Mas a liberdade estava chegando. Eu a via. O aquário. A mulher de cabelos castanhos e véu longo, cansada de caminhar com saltos daquele tamanho, aproximando-se, e colocando uma das mãos no fundo, entre as pedras. Os peixes a beijavam, afoitos pela presença humana. Dali, uma chave, retirada como uma jóia preciosa. A um passo da liberdade. Senti-me tonta. Mas era a hora. Segui, agora, precisamente, ao destino que desejava. Cento e oitenta e três.
Toquei a campainha, experimentando certo sentimento de alívio. Esperei. Segundos depois, ele abriu a porta. Seus cabelos estavam bagunçados e molhados. Usava terno e gravata, mas ainda colocaria os sapatos. Parecia estar a caminho do trabalho.

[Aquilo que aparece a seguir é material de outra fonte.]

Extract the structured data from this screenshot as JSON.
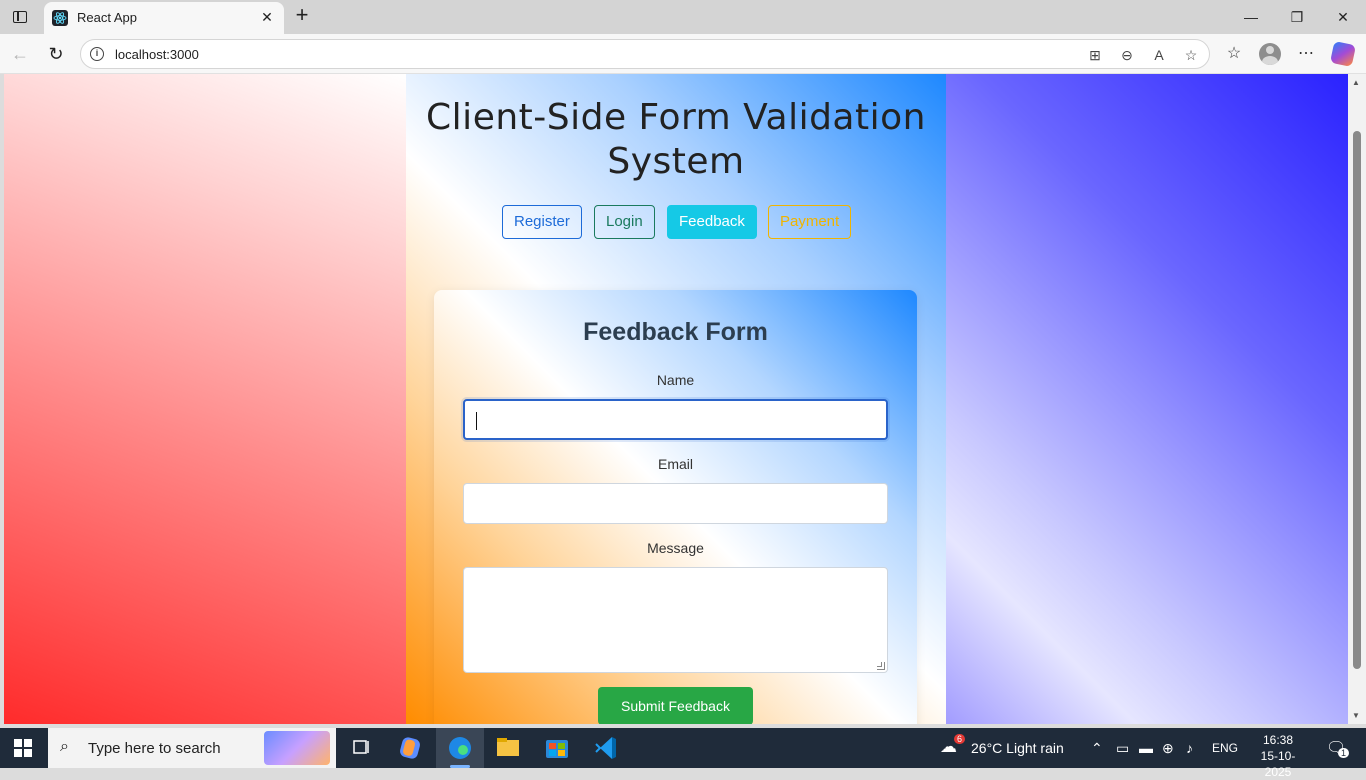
{
  "browser": {
    "tab_title": "React App",
    "url": "localhost:3000"
  },
  "app": {
    "title": "Client-Side Form Validation System",
    "nav": {
      "register": "Register",
      "login": "Login",
      "feedback": "Feedback",
      "payment": "Payment"
    },
    "active_nav": "Feedback"
  },
  "form": {
    "title": "Feedback Form",
    "name_label": "Name",
    "name_value": "",
    "email_label": "Email",
    "email_value": "",
    "message_label": "Message",
    "message_value": "",
    "submit_label": "Submit Feedback"
  },
  "taskbar": {
    "search_placeholder": "Type here to search",
    "weather": "26°C  Light rain",
    "weather_badge": "6",
    "language": "ENG",
    "time": "16:38",
    "date": "15-10-2025",
    "notifications": "1"
  },
  "colors": {
    "register": "#1d6bd8",
    "login": "#1a7a5e",
    "feedback": "#15c9e6",
    "payment": "#f0b400",
    "submit": "#28a745"
  }
}
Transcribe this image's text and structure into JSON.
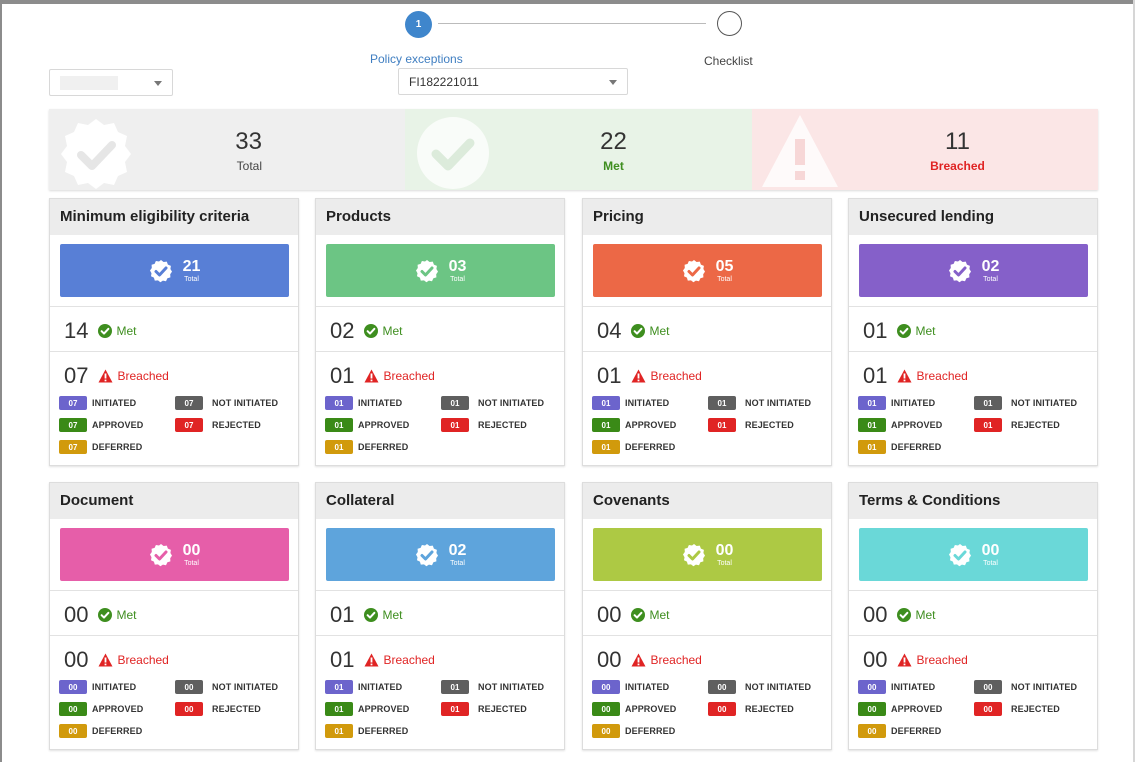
{
  "stepper": {
    "step1_number": "1",
    "step1_label": "Policy exceptions",
    "step2_label": "Checklist"
  },
  "filters": {
    "left_select_value": "",
    "main_select_value": "FI182221011"
  },
  "summary": {
    "total_value": "33",
    "total_label": "Total",
    "met_value": "22",
    "met_label": "Met",
    "breached_value": "11",
    "breached_label": "Breached"
  },
  "labels": {
    "tile_total": "Total",
    "met": "Met",
    "breached": "Breached",
    "initiated": "INITIATED",
    "not_initiated": "NOT INITIATED",
    "approved": "APPROVED",
    "rejected": "REJECTED",
    "deferred": "DEFERRED"
  },
  "colors": {
    "initiated": "#6c64cc",
    "not_initiated": "#5f5f5f",
    "approved": "#3a8a17",
    "rejected": "#e02424",
    "deferred": "#d19a0c",
    "met_green": "#3e8e1f",
    "breach_red": "#e02424"
  },
  "cards": [
    {
      "name": "minimum-eligibility-criteria",
      "title": "Minimum eligibility criteria",
      "color": "#587fd6",
      "total": "21",
      "met": "14",
      "breached": "07",
      "initiated": "07",
      "not_initiated": "07",
      "approved": "07",
      "rejected": "07",
      "deferred": "07"
    },
    {
      "name": "products",
      "title": "Products",
      "color": "#6cc584",
      "total": "03",
      "met": "02",
      "breached": "01",
      "initiated": "01",
      "not_initiated": "01",
      "approved": "01",
      "rejected": "01",
      "deferred": "01"
    },
    {
      "name": "pricing",
      "title": "Pricing",
      "color": "#ec6846",
      "total": "05",
      "met": "04",
      "breached": "01",
      "initiated": "01",
      "not_initiated": "01",
      "approved": "01",
      "rejected": "01",
      "deferred": "01"
    },
    {
      "name": "unsecured-lending",
      "title": "Unsecured lending",
      "color": "#8560c9",
      "total": "02",
      "met": "01",
      "breached": "01",
      "initiated": "01",
      "not_initiated": "01",
      "approved": "01",
      "rejected": "01",
      "deferred": "01"
    },
    {
      "name": "document",
      "title": "Document",
      "color": "#e65ea9",
      "total": "00",
      "met": "00",
      "breached": "00",
      "initiated": "00",
      "not_initiated": "00",
      "approved": "00",
      "rejected": "00",
      "deferred": "00"
    },
    {
      "name": "collateral",
      "title": "Collateral",
      "color": "#5ea4dc",
      "total": "02",
      "met": "01",
      "breached": "01",
      "initiated": "01",
      "not_initiated": "01",
      "approved": "01",
      "rejected": "01",
      "deferred": "01"
    },
    {
      "name": "covenants",
      "title": "Covenants",
      "color": "#adc944",
      "total": "00",
      "met": "00",
      "breached": "00",
      "initiated": "00",
      "not_initiated": "00",
      "approved": "00",
      "rejected": "00",
      "deferred": "00"
    },
    {
      "name": "terms-and-conditions",
      "title": "Terms & Conditions",
      "color": "#6ad8d8",
      "total": "00",
      "met": "00",
      "breached": "00",
      "initiated": "00",
      "not_initiated": "00",
      "approved": "00",
      "rejected": "00",
      "deferred": "00"
    }
  ]
}
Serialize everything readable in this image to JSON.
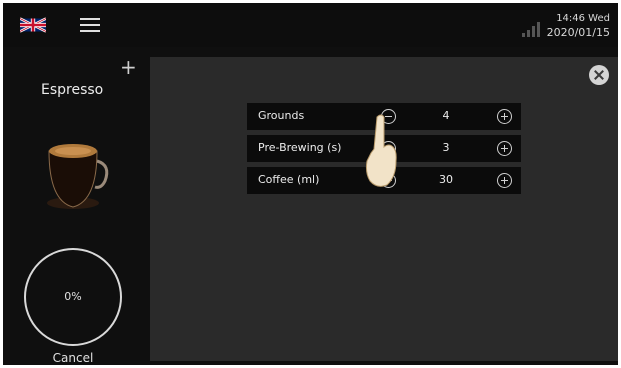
{
  "header": {
    "time_day": "14:46 Wed",
    "date": "2020/01/15",
    "flag_icon": "uk-flag-icon",
    "menu_icon": "hamburger-menu-icon",
    "signal_icon": "signal-strength-icon"
  },
  "sidebar": {
    "add_icon": "plus-icon",
    "title": "Espresso",
    "progress": "0%",
    "progress_value": 0,
    "cancel_label": "Cancel"
  },
  "settings": {
    "rows": [
      {
        "label": "Grounds",
        "value": "4"
      },
      {
        "label": "Pre-Brewing (s)",
        "value": "3"
      },
      {
        "label": "Coffee (ml)",
        "value": "30"
      }
    ]
  }
}
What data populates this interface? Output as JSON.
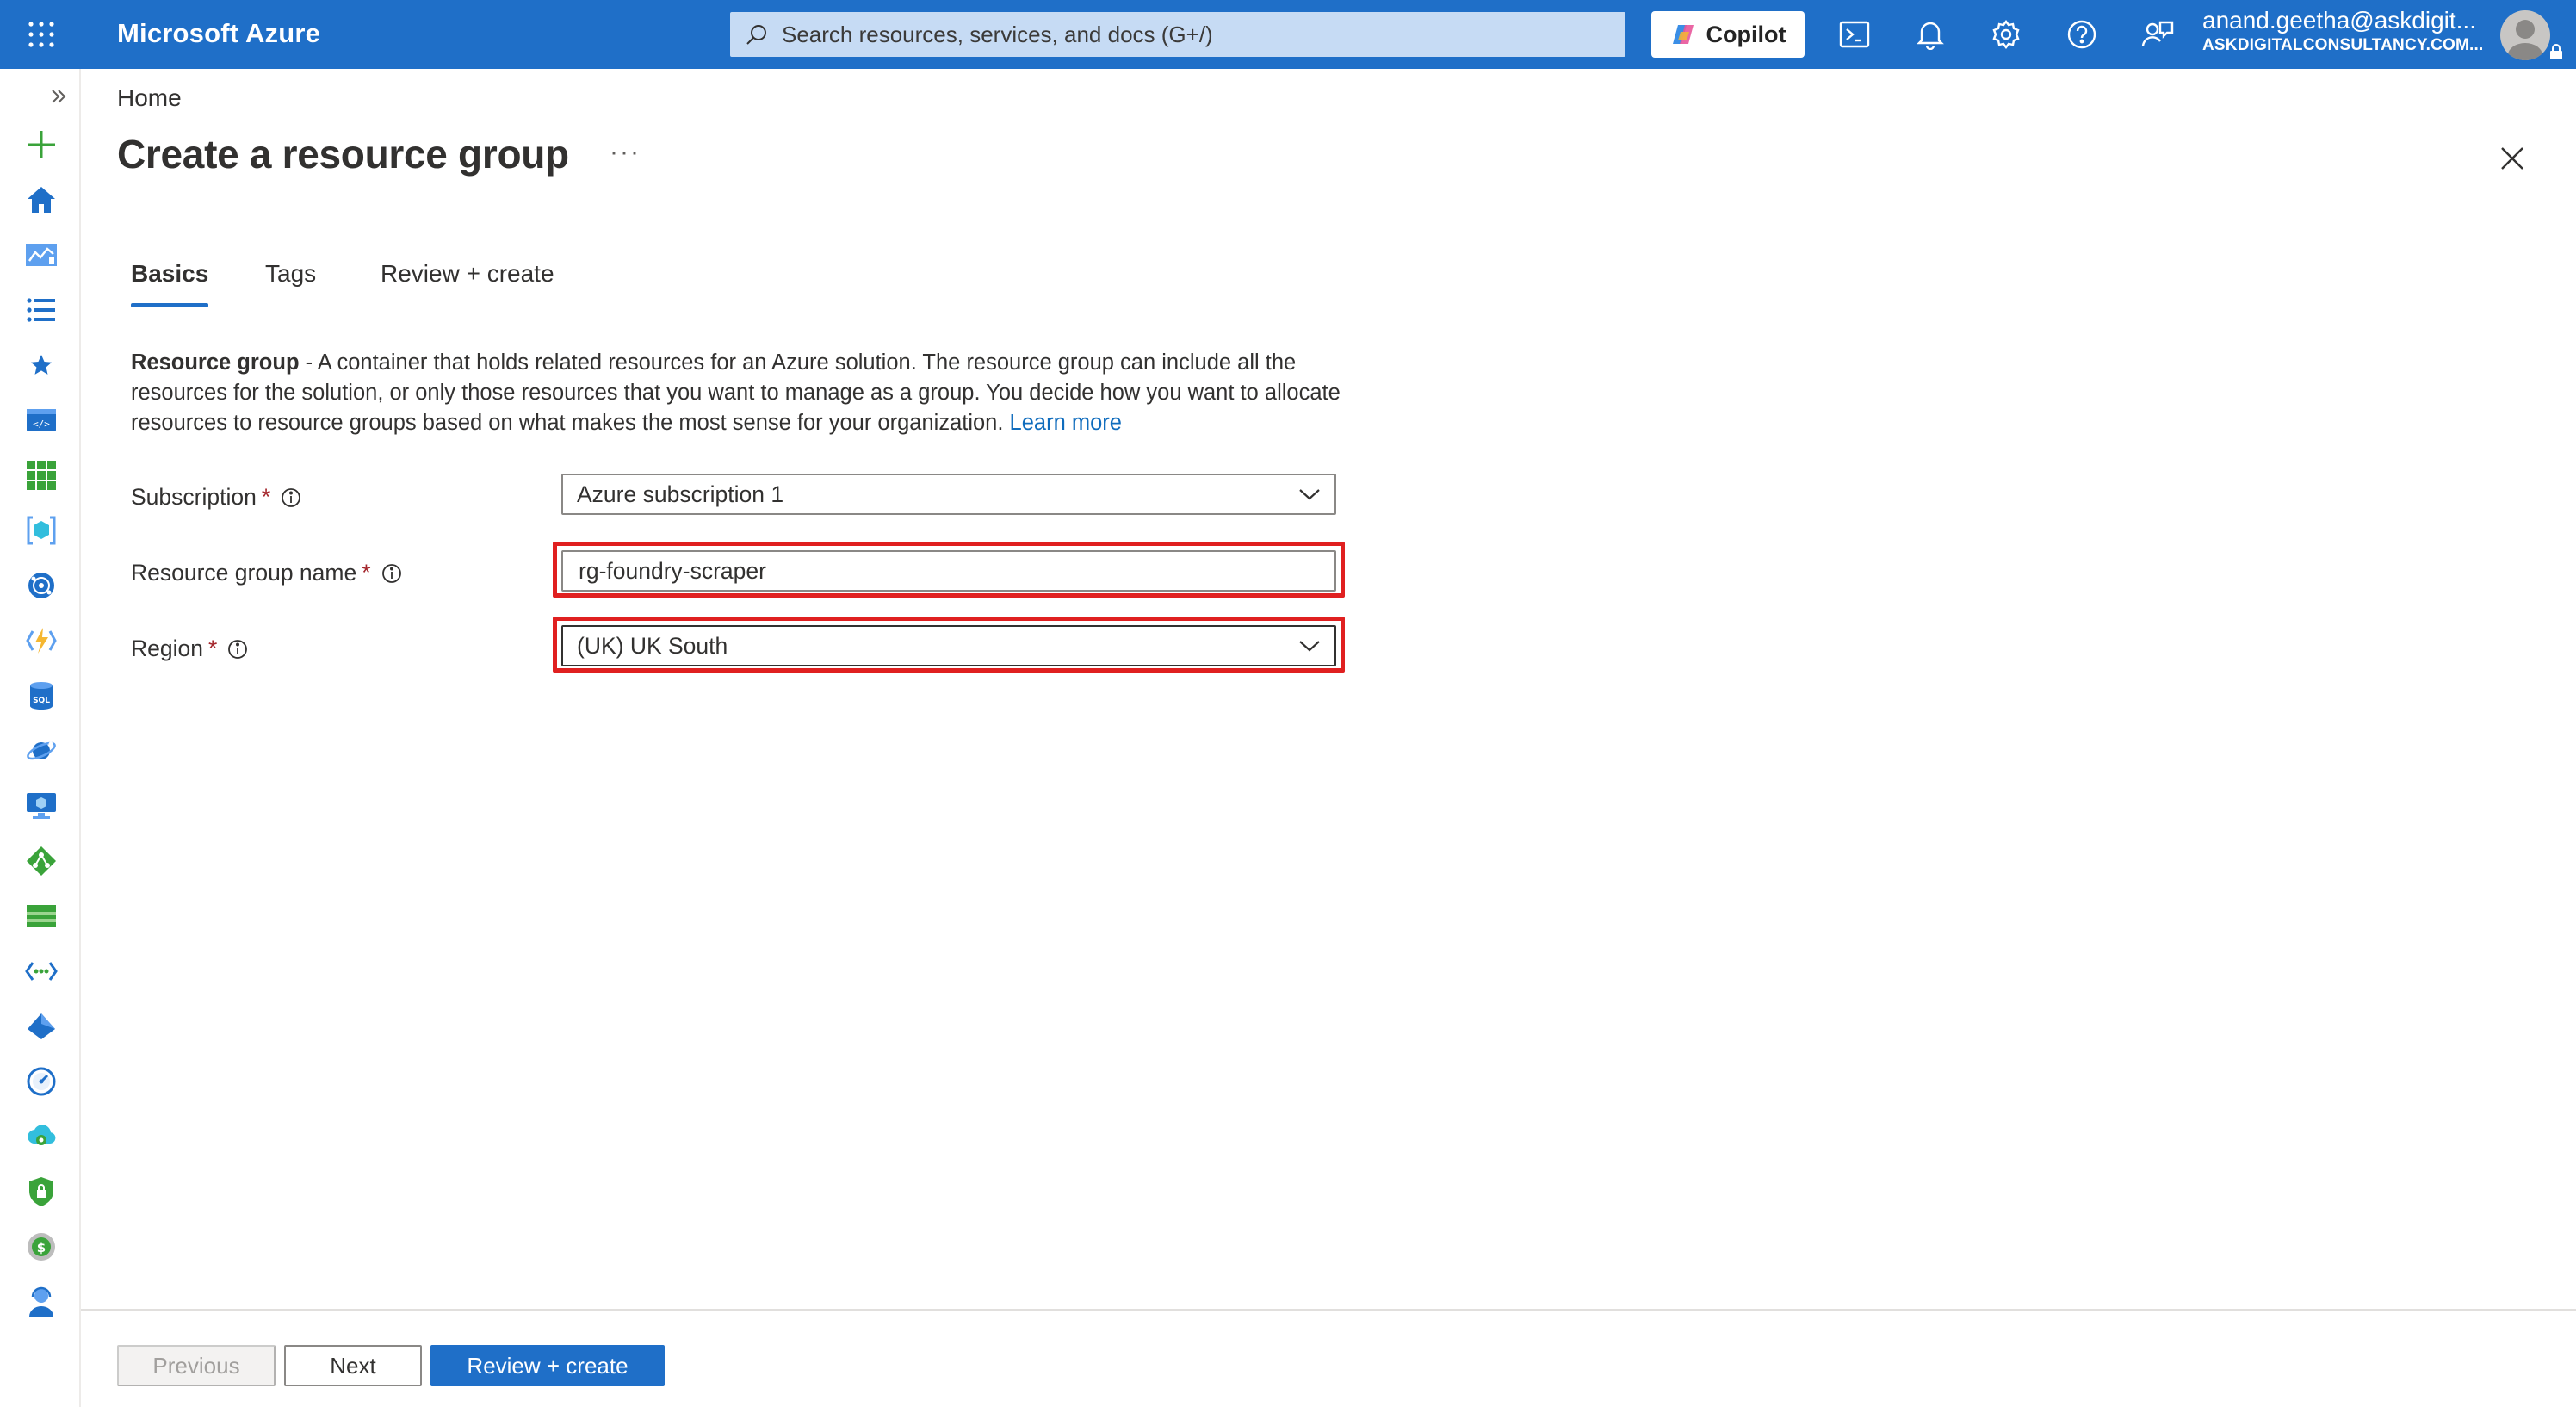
{
  "app": {
    "brand": "Microsoft Azure",
    "search_placeholder": "Search resources, services, and docs (G+/)",
    "copilot_label": "Copilot",
    "account_email": "anand.geetha@askdigit...",
    "account_tenant": "ASKDIGITALCONSULTANCY.COM...",
    "accent_color": "#1f6fc8"
  },
  "topbar_icons": [
    "cloud-shell-icon",
    "notifications-bell-icon",
    "settings-gear-icon",
    "help-question-icon",
    "feedback-icon"
  ],
  "rail_icons": [
    "expand-chevrons-icon",
    "create-resource-plus-icon",
    "home-icon",
    "dashboard-icon",
    "all-services-list-icon",
    "favorites-star-icon",
    "app-services-icon",
    "all-resources-grid-icon",
    "resource-groups-icon",
    "cosmos-db-icon",
    "function-app-icon",
    "sql-database-icon",
    "azure-cosmos-orbit-icon",
    "virtual-machines-icon",
    "load-balancer-icon",
    "storage-accounts-icon",
    "virtual-networks-icon",
    "microsoft-entra-id-icon",
    "monitor-icon",
    "advisor-icon",
    "defender-shield-icon",
    "cost-management-icon",
    "help-support-icon"
  ],
  "breadcrumb": "Home",
  "page_title": "Create a resource group",
  "more_label": "···",
  "tabs": [
    {
      "label": "Basics",
      "active": true
    },
    {
      "label": "Tags",
      "active": false
    },
    {
      "label": "Review + create",
      "active": false
    }
  ],
  "description": {
    "bold": "Resource group",
    "text": " - A container that holds related resources for an Azure solution. The resource group can include all the resources for the solution, or only those resources that you want to manage as a group. You decide how you want to allocate resources to resource groups based on what makes the most sense for your organization.",
    "link": "Learn more"
  },
  "form": {
    "subscription": {
      "label": "Subscription",
      "required": "*",
      "value": "Azure subscription 1"
    },
    "resource_group_name": {
      "label": "Resource group name",
      "required": "*",
      "value": "rg-foundry-scraper"
    },
    "region": {
      "label": "Region",
      "required": "*",
      "value": "(UK) UK South"
    }
  },
  "footer": {
    "previous": "Previous",
    "next": "Next",
    "review_create": "Review + create"
  }
}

Mas Samuel deixou-me entrar imediatamente. Não precisei emitir uma única palavra, pois ele compreendia. Caminhei em direção ao cômodo, ao antigo aquário, agora vazio, e coberto por um lençol velho. Retirei-o, mas não havia nada. Ele ajudou-me a procurar. Procuramos por cada canto da casa, cada mínimo pedaço que carregasse alguma lembrança dela, alguma lembrança de sua mãe. A linda fotógrafa de cabelos castanhos. Com esforço, encontramos, em um velho baú, a velha chave. A chave. Algo que poderia abrir portais diversos. Choramos. Testamos as fechaduras. Uma caixa de música. Cartas, fotos, recordações. Não a abrimos logo. Ele sugeriu que fôssemos para o mar. Tem certeza? Perguntei. Ele não hesitou.
Na beira das águas, deliciamo-nos com aqueles recordes. Resgatei a aparência de sua mãe. Seus cabelos esvoaçando no calor de junho. A gentileza em seus olhos. Seu nome era Helena. Ele me contou sobre ela, sobre o que lembrava dela, embora ainda fosse muito pequeno quando tudo aconteceu.
Refletimos sobre aquilo que podíamos compartilhar um com o outro. Sobre como casou-se com seu pai, mesmo não o amando. Sobre como adorava as pessoas mais do que si mesma. Sobre como havia depositado a entrada para seus pertences mais íntimos nas profundezas de um aquário. Amores não realizados, sonhos flutuantes, dores incuráveis. Sobre como havia escrito uma série de livros, os livros que li, na biblioteca, certo dia, quando vi sua foto pela primeira vez, e me recordei de tudo. Quando nossas vidas se entrelaçaram por completo. Samuel mergulhou, de terno e tudo, em meio ao esverdeado das águas. Fiz o mesmo. Sorri. Verde. Liberdade. Quantos passos ainda faltam?